Chile’s Mapuches see tourism as means of forging better future

By Javier Martin

Puerto Saavedra, Chile, Jun 21 (EFE).- Dishes, pots and pans clank inside Norma Hueten’s “ruka,” a traditional Mapuche house on the outskirts of this southern Chilean town that this indigenous woman converted into a restaurant several years ago.

Lacking other resources, she hoped the lure of her ancient culture and the breath-taking landscapes of south-central Chile’s Araucania and Biobio regions would serve as a magnet for some of the hundreds of thousands of tourists who visit that Andean country each year.

But pandemic-triggered lockdowns led to an abrupt decline in foreign tourists even as domestic visitors were scared away by a resurgence of the often politicized “Mapuche conflict,” a double whammy that all but buried Hueten’s dreams.

“There didn’t use to be talk of Mapuche tourism, but over the years we started talking about” different types, not only gastronomy but also cultural events and others based on loom crafts and basketry, Hueten explained.

“But all tourism died with the pandemic, and this year we’re struggling to reopen because the Mapuche rural sector is more complicated due to the lack of infrastructure, particularly in terms of roads leading to the rukas,” said the woman, who works with entirely natural products in preparing traditional dishes she learned from her mother.

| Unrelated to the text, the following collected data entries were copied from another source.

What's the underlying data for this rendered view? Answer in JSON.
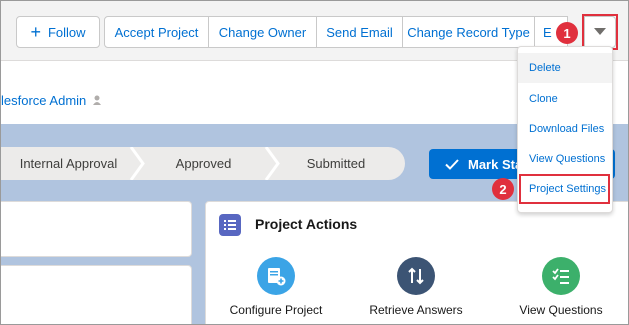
{
  "toolbar": {
    "follow_label": "Follow",
    "buttons": [
      "Accept Project",
      "Change Owner",
      "Send Email",
      "Change Record Type",
      "E"
    ]
  },
  "owner": {
    "name": "lesforce Admin"
  },
  "path": {
    "steps": [
      "Internal Approval",
      "Approved",
      "Submitted"
    ],
    "mark_label": "Mark Stat"
  },
  "project_actions": {
    "title": "Project Actions",
    "actions": [
      {
        "label": "Configure Project",
        "icon": "configure-icon",
        "color": "#3ba4e6"
      },
      {
        "label": "Retrieve Answers",
        "icon": "sort-icon",
        "color": "#3c5474"
      },
      {
        "label": "View Questions",
        "icon": "checklist-icon",
        "color": "#3cb06b"
      }
    ]
  },
  "menu": {
    "items": [
      "Delete",
      "Clone",
      "Download Files",
      "View Questions",
      "Project Settings"
    ]
  },
  "callouts": {
    "one": "1",
    "two": "2"
  },
  "colors": {
    "accent": "#0070d2",
    "callout": "#e0303d"
  }
}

The Mapuches, today the most numerous indigenous population of the southern regions of Argentina and Chile, have a reputation as fierce and courageous fighters, having resisted encroachments on their territory by the Inca Empire and later the Spanish.

In 1883, they were suppressed and massacred as part of an “extermination” campaign in Araucania by Chilean government forces, confined to small communities and stripped of most of their land, which was handed over to settlers that had arrived from different parts of the world.

That era marked the start of the overexploitation of timber and water resources and large-scale deforestation for the purpose of intensive agriculture, activities that are keys to that region’s current indigenous self-determination conflict, one with a significant environmental component.

The conflict pitting Mapuche activists against the government and big forestry companies has been exacerbated due to continuous efforts to politicize the situation.

Most stories about the Mapuches in media outlets describe acts of sabotage by small radical groups that target forestry interests or try to pressure settlers into returning lands they either purchased or acquired through concessions more than a century ago.

By contrast, very little attention is paid in the media about the attempts of many other Mapuche groups to conserve natural resources, recover ancient traditions and turn tourism into a weapon against intransigent elements on both sides of the conflict.

“There are lots (of people) who have recovered products, especially seeds and medicinal herbs. The idea is not only to offer gastronomy but also more products of the region so more people can come. Not only to eat, but to buy handicrafts or to spend the night,” Hueten said.

And to create wealth and prospects for the future that are currently lacking in Mapuche communities and which lead many young people to listen to those who tempt them with talk of illegal drugs, easy money and weapons.